Sevgi, saygı yok, hoşgörü ve tevazu azaldı…
Oysa yaşanılan o yıllarda böyle değildi.
Bunun birçok sebebi vardır düşüncesindeyim.
Ya çocuktuk, yeni yetmeydik, aklımız ermiyordu.
Ya dünya, o zamanlar daha iyi bir dünyaydı.
Ya da her şey şimdiki gibi teknolojik iletişim kısıtlı olduğundan, gelişmelerden haberimiz olmuyordu, Kim bilir belki de iletişimsizliğin o bahtiyarlığını yaşıyorduk.
Şimdilerde düşünüyorum da; dünya her zamanki gibi hep aynı dünya.
Sanırım çocuk olduğumuzdan, küçücük bir şeyle mutlu oluyorduk, onun dışındaki olan bitenler pek fazla bizi ilgilendirmiyordu.
Çeşitli dünya nimetleri, değişen dünya meşgaleleri, gelişen dünya üzerinde yer kaplayan nesneler…
Ancak, zaman her şey özelliğini ve mânâsını yitiriyor.
Teknoloji sayesinde dünyanın en ücra köşesinde meydana gelen ufak bir değişim ve gelişmeden haberdar oluyoruz. Bu bizleri mutlu ederken, çoğu zaman da mutsuz, huzursuz edip, kaygı ve endişeye sevk etmektedir.

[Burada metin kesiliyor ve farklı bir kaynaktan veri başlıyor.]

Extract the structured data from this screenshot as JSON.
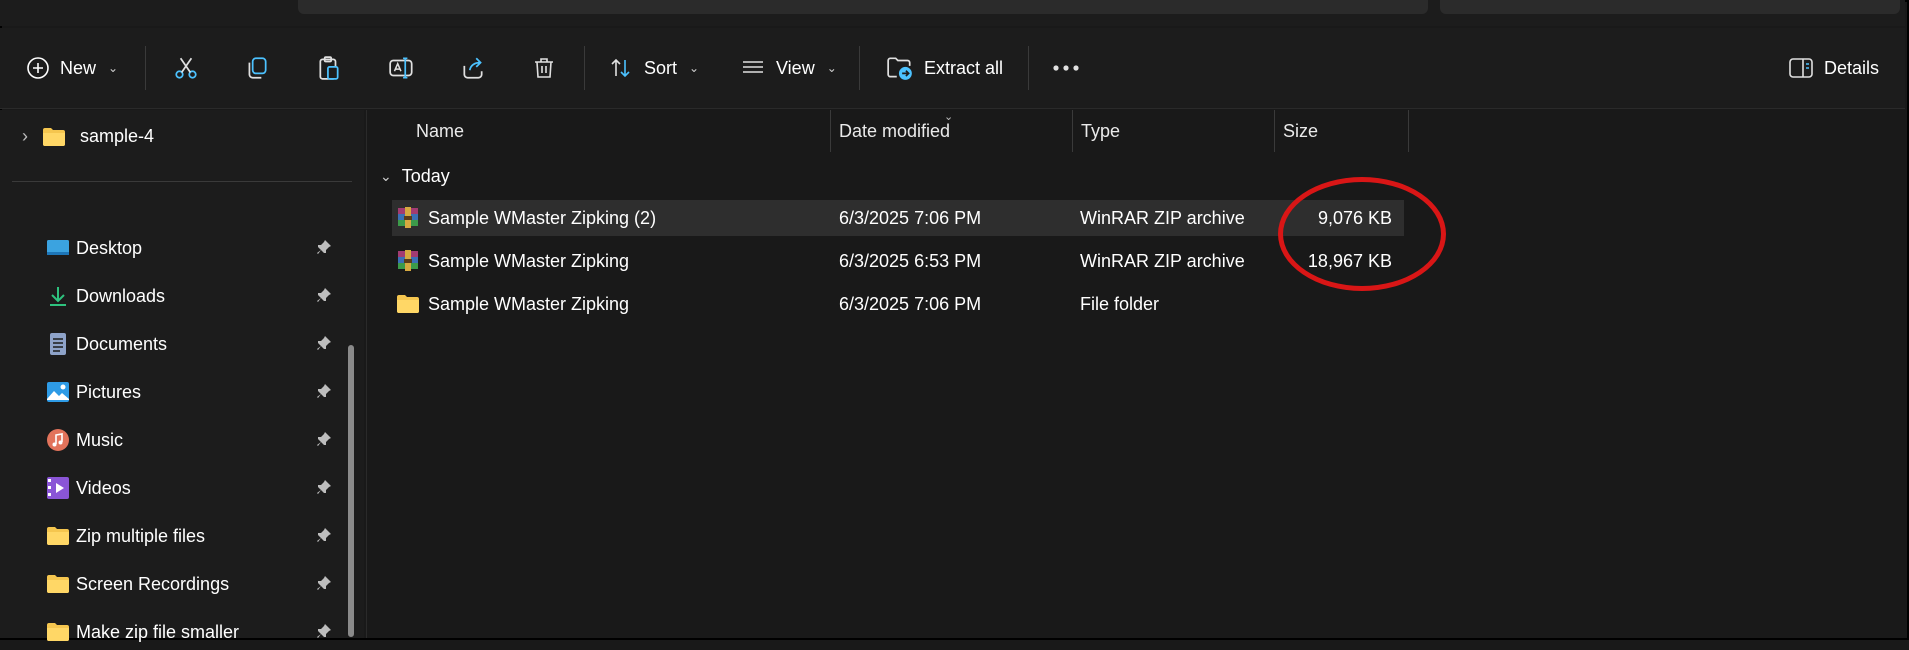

Barış ve kardeşlik ruhunun ön planda tutulduğu bir din için, ne yazık ki yüreğim yanıyor, İslam’a karşı savaş çığırtkanlığı her geçen daha artmaktadır. Her gün dünya Müslümanlarına yönelik işkenceler, kan, gözyaşı, nefret ve kin kusmalar…
Hoşgörü, tevazu ve tahammül sınırlarının zorlandığı, hatta yok sayıldığı, hürmet etmek, saygı duymak şöyle dursun, şimdi Ramazan ayında bile, İslam düşmanları boş durmuyorlar.
On bir ayın sultanı dediğimiz, başı rahmet, ortası mağfiret, sonu azaptan kurtuluş olarak inandığımız bu mübarek ayda, Müslüman coğrafyada Müslümanların birbirlerine, İslam düşmanlarının reva gördüğü eziyetler var.
Ateş düşen evler, yanan yürekler, dağıtılan aileler, annesiz-babasız kalan çocuklar, her geçen gün sayıları artan şehit cenazeleri.
Şimdi gel de bu ortamda “ nerde o eski Ramazan’lar, özellikle çocuklukta yaşanılan Ramazan’lar” deme!
İnanın o eski Ramazan’ların lezzetinin, huzurunun mazide kaldığını söylememek elde değil.
Modernlik de Ramazan’ı durduramadı, fakat kültür olarak farklılaştırdı. Yeni bir Ramazan kültürü ortaya çıktı. "Eski ramazanlar" kalıbı da giderek kullanım değerini kaybetti!